«У меня нет имени. Я – дух, живущий бесплотною жизнию. Прежде, помнится, я жила на земле, но теперь я живу в эфире и, как обманчивый призрак, являюсь смертным то в мимолетной оболочке, то в прохладном ветерке, то в струе, передающей шепотом мои слова». И далее: «Вы полюбили в ней [Агате] мечту, призрак вашего воображения, вы сделали из нее идол <…> // Влюбиться в нее почти то же, что влюбиться в меня: мы оба – призраки – она обманчивый призрак мыслящего создания, облеченного в земную оболочку. Я – призрак живого создания, способный чувствовать и мыслить, но – вне всякой формы, доступной понятиям человека»[962].
Тем не менее этот бесформенный «призрак», оказывается, везде соприсутствует герою, одухотворяя и согревая для него собой все мироздание (так Беттина Брентано всюду, во всей природе, видела Гете); он проникает в его сокровенные мысли и настроения:
Я всегда с тобой… Хочешь ли меня увидеть? Смотри на небо и в том луче солнца, который приветнее светит твоему взору, ищи меня; смотри на землю, и в той зелени, в том цветке, который больше всех тебе приглянется, ищи меня!
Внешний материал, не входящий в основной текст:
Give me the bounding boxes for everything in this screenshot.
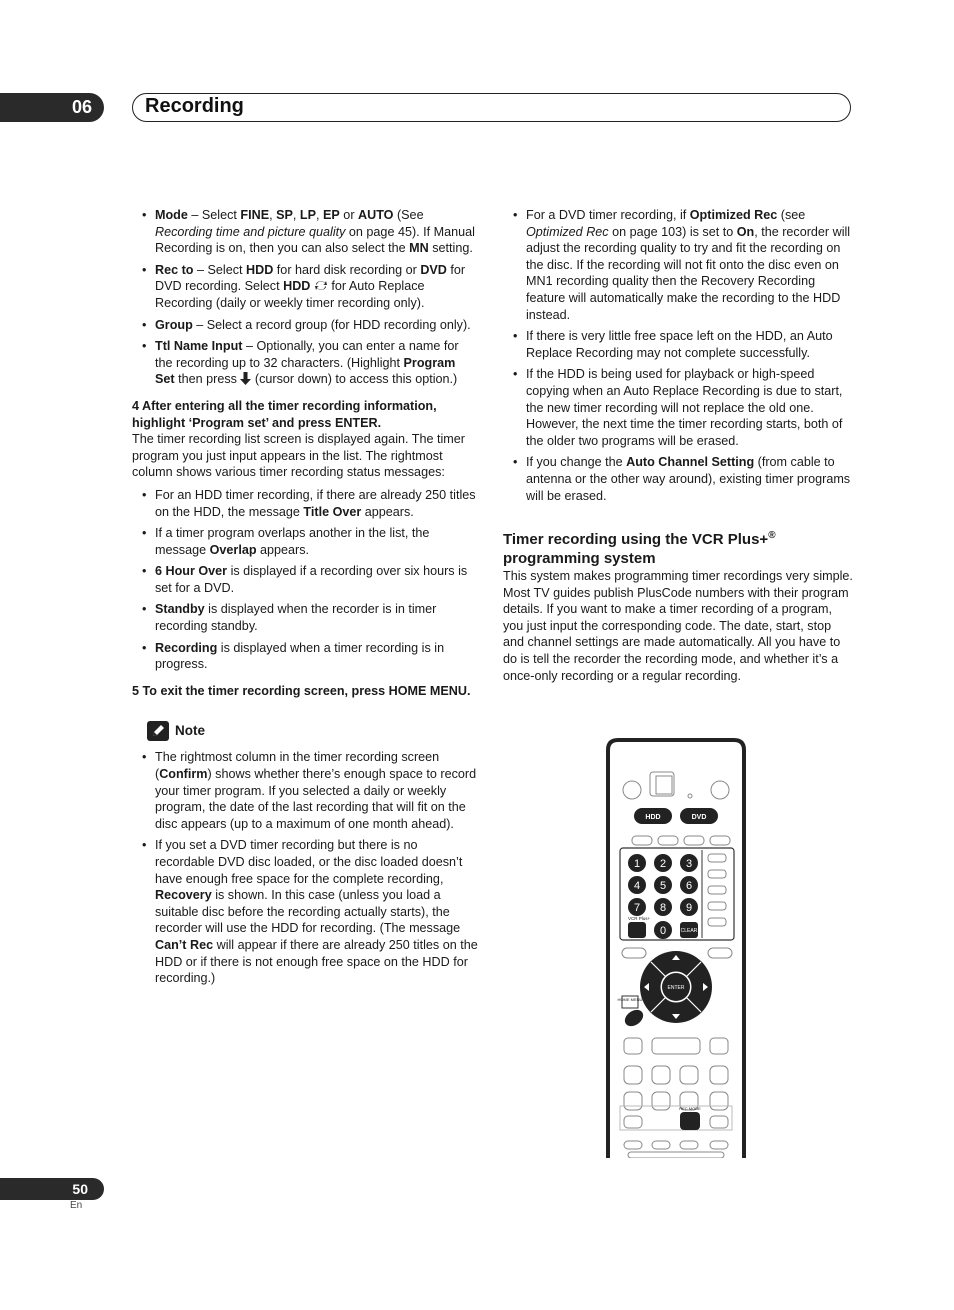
step-4-body: The timer recording list screen is displayed again. The timer program you just input appears in the list. The rightmost column shows various timer recording status messages: — [132, 432, 465, 480]
pencil-icon — [147, 721, 169, 741]
left-column — [132, 207, 478, 992]
note-heading: Note — [147, 721, 478, 741]
digit-9: 9 — [685, 902, 693, 914]
list-item: • If there is very little free space left on the HDD, an Auto Replace Recording may not complete successfully. — [503, 328, 853, 361]
list-item: • Mode – Select FINE, SP, LP, EP or AUTO (See Recording time and picture quality on page 45). If Manual Recording is on, then you can also select the MN setting. — [132, 207, 478, 257]
page-language: En — [70, 1200, 83, 1211]
digit-5: 5 — [659, 880, 667, 892]
digit-3: 3 — [685, 858, 693, 870]
list-item: • For an HDD timer recording, if there are already 250 titles on the HDD, the message Title Over appears. — [132, 487, 478, 520]
right-column — [503, 207, 853, 684]
list-item: • If you set a DVD timer recording but there is no recordable DVD disc loaded, or the disc loaded doesn’t have enough free space for the complete recording, Recovery is shown. In this case (unless you load a suitable disc before the recording actually starts), the recorder will use the HDD for recording. (The message Can’t Rec will appear if there are already 250 titles on the HDD or if there is not enough free space on the HDD for recording.) — [132, 837, 478, 986]
dvd-button-label: DVD — [691, 814, 707, 821]
section-body: This system makes programming timer recordings very simple. Most TV guides publish PlusCode numbers with their program details. If you want to make a timer recording of a program, you just input the corresponding code. The date, start, stop and channel settings are made automatically. All you have to do is tell the recorder the recording mode, and whether it’s a once-only recording or a regular recording. — [503, 569, 853, 683]
home-menu-label: HOME MENU — [617, 997, 643, 1002]
digit-1: 1 — [633, 858, 641, 870]
digit-7: 7 — [633, 902, 641, 914]
step-5-heading: 5 To exit the timer recording screen, press HOME MENU. — [132, 683, 471, 698]
list-item: • If a timer program overlaps another in the list, the message Overlap appears. — [132, 525, 478, 558]
rec-mode-label: REC MODE — [679, 1106, 701, 1111]
header-bar — [132, 93, 851, 122]
list-item: • For a DVD timer recording, if Optimized Rec (see Optimized Rec on page 103) is set to On, the recorder will adjust the recording quality to try and fit the recording on the disc. If the recording will not fit onto the disc even on MN1 recording quality then the Recovery Recording feature will automatically make the recording to the HDD instead. — [503, 207, 853, 323]
chapter-number: 06 — [0, 93, 104, 122]
hdd-button-label: HDD — [645, 814, 661, 821]
step-4-heading: 4 After entering all the timer recording information, highlight ‘Program set’ and press ENTER. — [132, 398, 437, 430]
list-item: • Standby is displayed when the recorder is in timer recording standby. — [132, 601, 478, 634]
cursor-down-icon — [240, 372, 251, 385]
list-item: • 6 Hour Over is displayed if a recording over six hours is set for a DVD. — [132, 563, 478, 596]
section-title: Timer recording using the VCR Plus+® programming system — [503, 530, 776, 568]
page-number: 50 — [0, 1178, 104, 1200]
digit-8: 8 — [659, 902, 667, 914]
vcr-plus-label: VCR Plus+ — [628, 916, 651, 921]
list-item: • If you change the Auto Channel Setting (from cable to antenna or the other way around), existing timer programs will be erased. — [503, 454, 853, 504]
digit-2: 2 — [659, 858, 667, 870]
digit-6: 6 — [685, 880, 693, 892]
clear-label: CLEAR — [680, 928, 698, 934]
list-item: • The rightmost column in the timer recording screen (Confirm) shows whether there’s enough space to record your timer program. If you selected a daily or weekly program, the date of the last recording that will fit on the disc appears (up to a maximum of one month ahead). — [132, 749, 478, 832]
remote-control-illustration — [606, 738, 746, 1158]
list-item: • Ttl Name Input – Optionally, you can enter a name for the recording up to 32 characters. (Highlight Program Set then press (cursor down) to access this option.) — [132, 338, 478, 388]
digit-4: 4 — [633, 880, 641, 892]
list-item: • Recording is displayed when a timer recording is in progress. — [132, 640, 478, 673]
list-item: • Rec to – Select HDD for hard disk recording or DVD for DVD recording. Select HDD for Auto Replace Recording (daily or weekly timer recording only). — [132, 262, 478, 312]
digit-0: 0 — [659, 925, 667, 937]
list-item: • Group – Select a record group (for HDD recording only). — [132, 317, 478, 334]
auto-replace-icon — [314, 279, 328, 292]
enter-label: ENTER — [667, 985, 685, 991]
list-item: • If the HDD is being used for playback or high-speed copying when an Auto Replace Recording is due to start, the new timer recording will not replace the old one. However, the next time the timer recording starts, both of the older two programs will be erased. — [503, 366, 853, 449]
page-title: Recording — [145, 95, 244, 117]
Пленяет ли тебя спокойная зеркальная поверхность речного потока, смотри пристально в светлый кристалл, и если легкая струйка зашелохнется под влиянием твоего теплого взора, в той струйке – лови меня! Если ж тебя развлечет занимательная книга, вспомни обо мне; когда встретишь мысли, которые сольются с твоею собственной думою, – то мое легкое, незримое крылышко коснулось твоего сердца![963]
Между тем мнимый «дух» – это все та же Агата. Она полюбила героя, но, связанная запретом на брак, в своих письмах поначалу добивается лишь того, чтобы Владимир навсегда отказался от нее – вернее, отказался от ее телесной оболочки. Иначе говоря, один и тот же образ распался на «дух» и «куклу», лишенную духовного начала. «Искра» словно обособляется от самой девушки, возносясь в царство сакральных призраков.
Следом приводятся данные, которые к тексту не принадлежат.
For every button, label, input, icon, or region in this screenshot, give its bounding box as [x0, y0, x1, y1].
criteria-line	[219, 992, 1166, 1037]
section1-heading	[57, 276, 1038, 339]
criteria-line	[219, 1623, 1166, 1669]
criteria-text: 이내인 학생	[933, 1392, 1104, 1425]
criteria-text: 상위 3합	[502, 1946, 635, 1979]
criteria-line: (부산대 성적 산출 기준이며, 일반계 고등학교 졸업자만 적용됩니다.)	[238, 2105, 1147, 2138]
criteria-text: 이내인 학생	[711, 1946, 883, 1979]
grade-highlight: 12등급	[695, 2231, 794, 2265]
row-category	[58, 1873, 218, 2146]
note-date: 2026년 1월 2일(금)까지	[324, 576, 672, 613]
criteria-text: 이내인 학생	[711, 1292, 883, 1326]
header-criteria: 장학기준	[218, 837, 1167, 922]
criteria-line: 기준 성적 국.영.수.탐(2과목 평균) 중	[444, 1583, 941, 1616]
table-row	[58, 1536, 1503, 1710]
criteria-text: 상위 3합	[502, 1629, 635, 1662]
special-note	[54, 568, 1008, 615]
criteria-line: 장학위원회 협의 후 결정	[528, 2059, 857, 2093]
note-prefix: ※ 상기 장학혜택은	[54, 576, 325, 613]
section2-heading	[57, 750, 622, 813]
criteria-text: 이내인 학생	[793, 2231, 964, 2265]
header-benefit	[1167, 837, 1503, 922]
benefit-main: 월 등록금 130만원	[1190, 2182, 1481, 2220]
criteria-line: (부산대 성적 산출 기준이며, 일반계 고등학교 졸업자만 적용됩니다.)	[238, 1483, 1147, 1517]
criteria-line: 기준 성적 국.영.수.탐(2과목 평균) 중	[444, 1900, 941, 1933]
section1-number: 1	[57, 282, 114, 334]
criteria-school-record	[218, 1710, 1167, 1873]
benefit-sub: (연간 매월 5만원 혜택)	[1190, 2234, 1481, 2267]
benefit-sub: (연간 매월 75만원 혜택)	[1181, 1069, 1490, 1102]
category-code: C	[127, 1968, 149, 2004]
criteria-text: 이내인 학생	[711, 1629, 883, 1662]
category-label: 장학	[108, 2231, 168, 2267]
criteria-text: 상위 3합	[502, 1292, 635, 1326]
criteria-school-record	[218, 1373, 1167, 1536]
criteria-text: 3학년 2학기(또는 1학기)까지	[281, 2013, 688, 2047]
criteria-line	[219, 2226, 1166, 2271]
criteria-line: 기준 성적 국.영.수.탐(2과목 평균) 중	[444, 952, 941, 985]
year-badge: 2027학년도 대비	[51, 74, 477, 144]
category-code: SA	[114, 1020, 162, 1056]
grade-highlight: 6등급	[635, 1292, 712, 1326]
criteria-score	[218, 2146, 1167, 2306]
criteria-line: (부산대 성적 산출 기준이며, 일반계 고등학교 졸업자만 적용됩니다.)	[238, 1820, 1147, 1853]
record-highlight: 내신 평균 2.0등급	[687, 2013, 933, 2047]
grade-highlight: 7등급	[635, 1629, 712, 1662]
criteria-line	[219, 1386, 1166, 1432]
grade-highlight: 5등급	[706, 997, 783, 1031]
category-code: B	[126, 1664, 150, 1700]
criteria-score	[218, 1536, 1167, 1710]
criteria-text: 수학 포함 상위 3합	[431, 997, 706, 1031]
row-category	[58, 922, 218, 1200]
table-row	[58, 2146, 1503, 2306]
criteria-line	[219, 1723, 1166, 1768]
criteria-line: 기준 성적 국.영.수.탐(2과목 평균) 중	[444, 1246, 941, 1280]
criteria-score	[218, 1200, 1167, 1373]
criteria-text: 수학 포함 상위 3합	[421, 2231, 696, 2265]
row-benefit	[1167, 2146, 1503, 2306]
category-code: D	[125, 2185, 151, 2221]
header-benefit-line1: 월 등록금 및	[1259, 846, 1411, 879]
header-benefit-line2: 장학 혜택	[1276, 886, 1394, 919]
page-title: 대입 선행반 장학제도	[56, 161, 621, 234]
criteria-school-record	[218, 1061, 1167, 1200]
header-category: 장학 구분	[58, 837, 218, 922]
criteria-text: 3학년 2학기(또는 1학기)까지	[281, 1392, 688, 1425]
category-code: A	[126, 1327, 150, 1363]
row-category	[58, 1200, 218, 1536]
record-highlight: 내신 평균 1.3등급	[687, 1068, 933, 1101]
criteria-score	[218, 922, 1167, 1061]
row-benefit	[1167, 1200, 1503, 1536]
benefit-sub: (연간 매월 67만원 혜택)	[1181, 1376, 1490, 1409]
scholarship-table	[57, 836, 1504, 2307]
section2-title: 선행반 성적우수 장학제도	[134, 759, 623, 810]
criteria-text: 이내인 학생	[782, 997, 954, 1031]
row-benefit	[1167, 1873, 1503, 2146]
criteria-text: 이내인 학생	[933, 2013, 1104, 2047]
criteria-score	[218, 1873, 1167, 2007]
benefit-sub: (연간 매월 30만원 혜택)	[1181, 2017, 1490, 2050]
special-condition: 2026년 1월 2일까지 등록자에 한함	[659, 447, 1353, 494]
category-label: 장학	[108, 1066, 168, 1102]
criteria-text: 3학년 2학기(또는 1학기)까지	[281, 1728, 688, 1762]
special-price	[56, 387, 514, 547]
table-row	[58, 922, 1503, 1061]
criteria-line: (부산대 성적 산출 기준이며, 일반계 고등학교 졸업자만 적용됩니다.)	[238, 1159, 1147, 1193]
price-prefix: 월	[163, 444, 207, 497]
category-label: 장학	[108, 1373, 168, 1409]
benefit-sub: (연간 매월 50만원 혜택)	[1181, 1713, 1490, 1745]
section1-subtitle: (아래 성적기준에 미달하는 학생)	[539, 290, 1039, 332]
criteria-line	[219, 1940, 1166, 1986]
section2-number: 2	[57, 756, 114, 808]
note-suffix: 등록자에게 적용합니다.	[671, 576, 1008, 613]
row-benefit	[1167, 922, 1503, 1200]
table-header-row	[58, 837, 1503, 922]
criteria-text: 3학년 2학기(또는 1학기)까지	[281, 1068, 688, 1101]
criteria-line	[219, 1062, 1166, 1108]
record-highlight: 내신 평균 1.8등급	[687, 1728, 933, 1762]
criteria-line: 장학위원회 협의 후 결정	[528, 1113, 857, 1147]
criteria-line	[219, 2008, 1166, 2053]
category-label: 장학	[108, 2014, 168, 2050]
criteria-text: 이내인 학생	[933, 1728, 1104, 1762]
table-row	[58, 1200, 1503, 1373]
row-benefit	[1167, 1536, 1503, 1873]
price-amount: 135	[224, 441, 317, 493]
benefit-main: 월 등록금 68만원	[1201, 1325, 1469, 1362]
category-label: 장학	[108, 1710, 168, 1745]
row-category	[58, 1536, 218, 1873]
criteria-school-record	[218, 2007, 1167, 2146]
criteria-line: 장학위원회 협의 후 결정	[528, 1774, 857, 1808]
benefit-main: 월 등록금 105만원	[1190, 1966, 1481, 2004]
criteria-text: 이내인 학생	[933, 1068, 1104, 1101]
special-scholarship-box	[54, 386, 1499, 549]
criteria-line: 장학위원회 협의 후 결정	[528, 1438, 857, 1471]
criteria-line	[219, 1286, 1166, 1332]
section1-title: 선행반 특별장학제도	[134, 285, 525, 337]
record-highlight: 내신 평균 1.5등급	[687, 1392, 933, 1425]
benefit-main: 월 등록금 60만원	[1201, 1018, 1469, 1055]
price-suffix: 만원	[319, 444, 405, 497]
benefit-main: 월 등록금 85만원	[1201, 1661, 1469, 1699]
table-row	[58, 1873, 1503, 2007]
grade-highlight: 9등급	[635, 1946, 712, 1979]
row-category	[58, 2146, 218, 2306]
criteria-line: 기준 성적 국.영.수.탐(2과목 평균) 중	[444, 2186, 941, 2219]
Герой, потрясенный анонимными посланиями, разрывается между захватившей его любовью к таинственному «духу» – и прежней любовью к молчаливому «идолу»; но в своих фантазиях с образом последнего безотчетно, к собственному удивлению, сочетает этот невидимый лик. После ряда перипетий сюжет завершится счастливым воссоединением обоих аспектов Агаты – духовного и плотского – и, соответственно, ее свадьбой с Владимиром. Здесь надо учесть, однако, что речь идет уже о совсем поздне– или даже постромантическом времени, когда возобладает установка на житейскую материализацию прежних романтических святынь.
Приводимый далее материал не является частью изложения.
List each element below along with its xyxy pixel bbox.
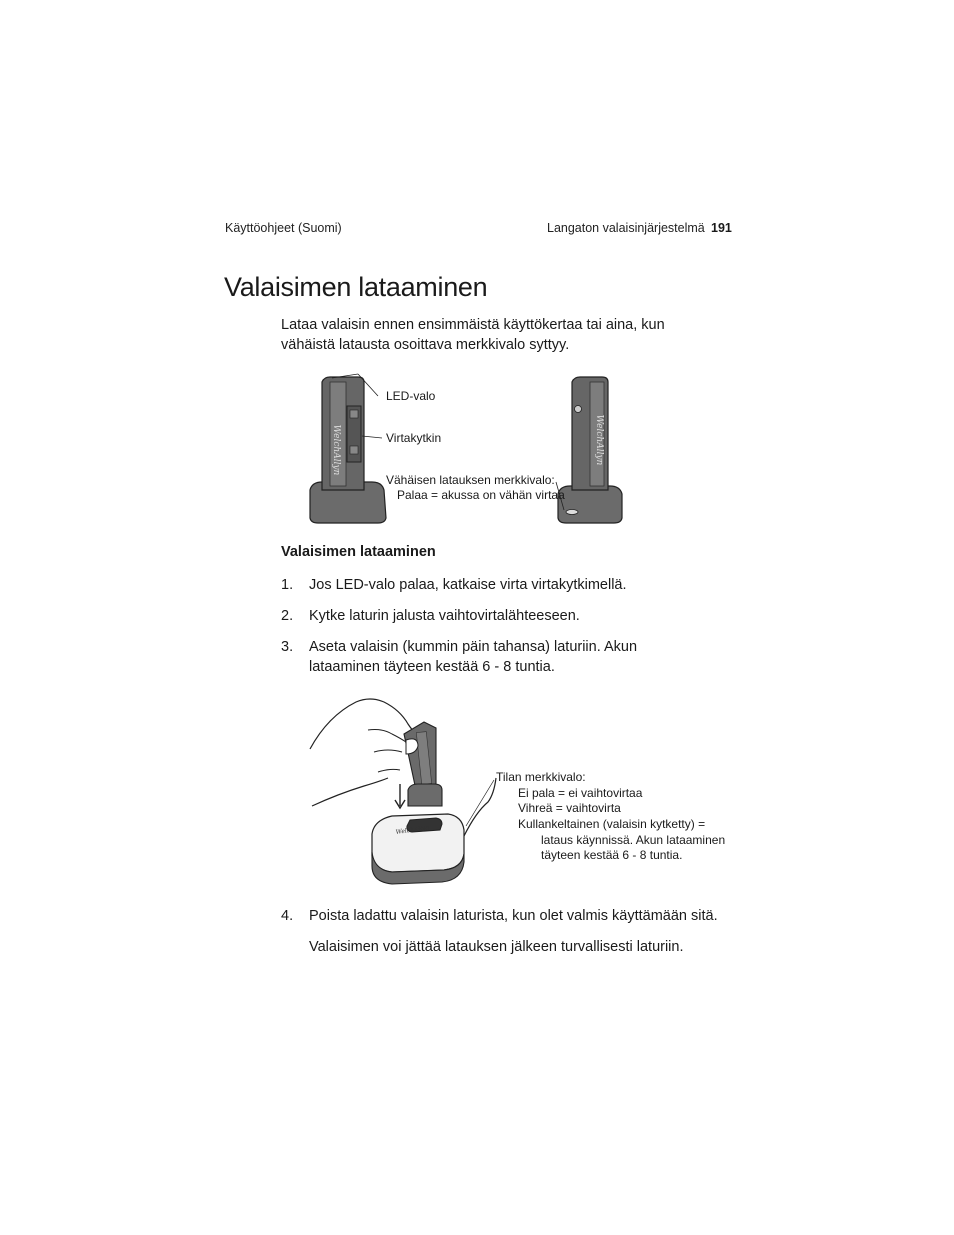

У нас все же имеются более ранние примеры обратного свойства; с некоторыми из них мы уже встречались в 4-й главе. Я подразумеваю принципиальный отказ от воплощения или, вернее, от заведомо профанного изображения эротического идеала. Так, герой романа Греча «Поездка в Германию» (1831), подробно обрисовав в письме к другу одеяние девушки, поразившей его воображение, прибавляет: «Не требуй от меня ее лица, ее стана, ее поступи. Все это слилось в моей памяти в неизобразимый идеал, и – что покажется тебе еще страннее – я сам не могу себе представить точного ее портрета <…> То, что мне милее всего, есть лик без образа»[964]. В сущности, это перепев мистической формулы Жуковского: «Без образа лицо» («Славянка»). Ср. также в аллегории Глинки «Две сестры, или Которой отдать преимущество?»: «Я не могу описать ее лица: оно неуловимо и для самого искусного карандаша»[965].
Сходная, но при этом в чисто сюжетном плане весьма нетривиальная ситуация дана у Тепловой в стихотворении «Невеста» (1837). Влюбленный юноша день и ночь тоскует о встрече с той, кто чудесной «тенью» лишь на миг слетает к нему «в час предутреннего сна». Однажды, ранней весной, призрак является к мечтателю:
«Пробудись, к тебе пришла я, –
Мне назначено придти,
Не тоскуя, не страдая,
Для последнего – прости!
Не ищи, нет в мире места,
Где б ты мог найти меня;
Милый друг мой, я невеста!
И невеста не твоя!»
Вспыхнул юноша от гнева;
Грудь стесняет тяжкий стон;
Но таинственная дева,
Как мечта, как сладкий сон;
Речь ее, как арфы звуки,
Ясный взор неуловим
И прозрачны стан и руки,
Как туман, как легкий дым.
И, сливаяся с зарею,
С блеском утренних лучей,
Вмиг падучею звездою
Дева скрылась из очей[966].
Потустороннее кокетство «девы», как и загадка ее последующего обручения, никак не разъясняются. Перед нами просто вызов, брошенный романтической теме предвечного союза родных душ. Однако именно эта тема по-прежнему доминировала в тогдашней русской литературе.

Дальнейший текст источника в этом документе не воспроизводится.